Proof of Reserves (PoR) is a way exchanges use to ensure safety and availability of funds withdrawal by publicly revealing digital assets in their possession.
It’s also a method of cryptographically auditing a cryptocurrency exchange for safe back-up funds, should there be hacks or technical attacks.
Proof of reserves is a concept that offers assurance to customers about the capacity for solvency and liquidity of the exchange company holding their assets.
It’s simply an attestation that crypto custodians, or exchanges have 1:1 backing for all the funds deposited by users.
Centralized exchanges offer proof of reserve audits for customers to help verify the state of their assets on the platform.
How proof of reserves is conducted
The three major components of conducting proof of reserves on an exchange consist of audits, assets and liabilities with merkle tree structure.
Let’s explain each of the components in details, you will understand the role each of them plays in the concept.
1. Assets and liabilities
A cryptocurrency custodian is expected to produce a record of its assets and liabilities to be audited separately in a PoR.
In this case, assets are the total amount of tokens held by an exchange wallet, while the liabilities represent the user’s deposits.
When these two are separated, it becomes transparent for users to accurately track the financial position of an exchange.
Aside the users, it also help accountants and auditors to spot misappropriation of funds in an exchange company.
2. Merkle tree structure
A Merkle tree is a cryptographic data structure that is employed in an audit to ensure that users’ account balances are verified without exposing any private information.
It also enables cryptocurrency exchange users to verify that their account balance is held in reserve.
The merkle tree hashes users’ account balance into leaf, branch, and root, where the root serves as a central source of data.
Auditors can ask for a sample of leaf hashes, and the platform in question provides them with a partial path to the root hash.
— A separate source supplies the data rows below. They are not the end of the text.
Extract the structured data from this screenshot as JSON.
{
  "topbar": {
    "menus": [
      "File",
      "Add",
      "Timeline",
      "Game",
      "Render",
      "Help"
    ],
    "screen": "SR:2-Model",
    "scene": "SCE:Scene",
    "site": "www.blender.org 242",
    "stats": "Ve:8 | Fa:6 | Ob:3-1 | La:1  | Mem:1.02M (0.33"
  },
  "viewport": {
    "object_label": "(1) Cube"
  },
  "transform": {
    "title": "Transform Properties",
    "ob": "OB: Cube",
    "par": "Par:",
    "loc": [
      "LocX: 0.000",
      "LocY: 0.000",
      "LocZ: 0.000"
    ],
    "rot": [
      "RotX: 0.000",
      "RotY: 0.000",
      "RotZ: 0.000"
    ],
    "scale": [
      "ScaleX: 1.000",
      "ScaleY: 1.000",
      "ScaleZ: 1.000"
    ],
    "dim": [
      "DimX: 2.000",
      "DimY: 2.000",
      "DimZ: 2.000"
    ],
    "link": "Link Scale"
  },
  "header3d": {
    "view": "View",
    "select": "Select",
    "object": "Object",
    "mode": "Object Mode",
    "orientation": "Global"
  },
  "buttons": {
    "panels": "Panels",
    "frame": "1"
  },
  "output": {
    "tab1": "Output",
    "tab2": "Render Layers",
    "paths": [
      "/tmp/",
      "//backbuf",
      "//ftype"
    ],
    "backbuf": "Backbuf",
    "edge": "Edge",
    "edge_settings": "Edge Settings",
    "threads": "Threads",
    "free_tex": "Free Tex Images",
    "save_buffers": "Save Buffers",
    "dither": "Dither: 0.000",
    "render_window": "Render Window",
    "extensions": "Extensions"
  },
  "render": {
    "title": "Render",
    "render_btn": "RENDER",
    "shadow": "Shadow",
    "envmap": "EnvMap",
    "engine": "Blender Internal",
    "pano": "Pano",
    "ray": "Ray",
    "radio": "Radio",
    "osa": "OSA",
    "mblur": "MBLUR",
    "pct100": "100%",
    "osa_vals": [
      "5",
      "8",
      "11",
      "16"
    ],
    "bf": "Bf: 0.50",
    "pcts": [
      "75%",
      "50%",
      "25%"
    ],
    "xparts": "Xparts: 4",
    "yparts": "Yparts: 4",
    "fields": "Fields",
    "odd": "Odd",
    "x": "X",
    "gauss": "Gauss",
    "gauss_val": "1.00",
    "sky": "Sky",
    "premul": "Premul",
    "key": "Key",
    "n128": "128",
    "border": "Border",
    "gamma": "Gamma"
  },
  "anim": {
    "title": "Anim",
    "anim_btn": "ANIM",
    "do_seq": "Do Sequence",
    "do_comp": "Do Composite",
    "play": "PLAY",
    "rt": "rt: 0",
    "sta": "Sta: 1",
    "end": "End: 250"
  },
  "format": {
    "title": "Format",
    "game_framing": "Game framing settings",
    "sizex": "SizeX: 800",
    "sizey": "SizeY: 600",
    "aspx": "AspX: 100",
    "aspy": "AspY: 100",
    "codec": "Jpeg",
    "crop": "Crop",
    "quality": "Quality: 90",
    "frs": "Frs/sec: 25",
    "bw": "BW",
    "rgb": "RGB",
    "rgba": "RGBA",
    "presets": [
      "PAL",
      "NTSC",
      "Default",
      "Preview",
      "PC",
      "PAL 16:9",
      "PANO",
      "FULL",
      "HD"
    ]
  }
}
The simplest way to PoR audit an exchange is having them sign a message using private key to the wallet address it claims to control.
However, the most popular method eliminate the possibility of reserve data being falsified, is using an independent third-party auditing firm.
These auditing firms are responsible for taking a snapshot of users’ account balances, and producing a report attesting to an exchange asset balance.
Benefits of Proof of Reserves
Here are the reasons why PoR is very important to both users and crypto exchange firms in the market.
1. Trust and transparency
There’s always a need for these exchanges to maintain user trust and transparency with their customers.
By providing proof of reserve, exchanges can demonstrate that users’ funds are safe and can be withdrawn at any time.
2. Prevents misuse of funds
Proof of reserves makes it more difficult for exchanges to engage in the misappropriation of funds.
Since statement of asset balance is open to the public, users will be made aware of any subtle attempt to pilfer funds.
Additionally, it allow these plaforms to accurately track their financial position, and become mindful of their liabilities.
3. Fraud avoidance
This concept helps cryptocurrency users to easily identify fraudulent exchanges, and stay away from them.
It also help existing exchanges to restrain from activities that may present them as frauds to their customers.
How to track an exchange proof of reserve
The steps below are how you can check an exchange’s PoR using CoinMarketCap site.
- Visit CoinMarketCap platform
On the platform select an exchange and click on the ‘Reserves’ icon displayed beside the listed exchange.
- View the exchange reserves
Once you click the ‘Reserves’ icon (which signifies that an exchange supports PoR), you will view the exchange PoR details.
On this site, you can verify if your funds are accounted for by the exchange’s PoR audit by also clicking on ‘Audit’ on your profile.
Despite the above stated benefits, proof of reserves audit has some disadvantages that cannot just be overlooked.
The critical issue with PoR audit is tat the information vitality depends upon the auditor’s competence.
A fraudulent audit result may be produced by a third-party auditor in collaboration with the exchange under consideration.
In addition, an exchange may manipulate the facts, as the correctness of verified balances is only valid during the time of audit.
Moreover, a proof of reserve audit does not state if the money was borrowed to pass the auditing process.
If you want my candid advice, I will suggest you don’t always leave your crypto investment in an exchange where you bought them.
The best investment strategy is to make use of a non-custodial crypto wallets to store your assets.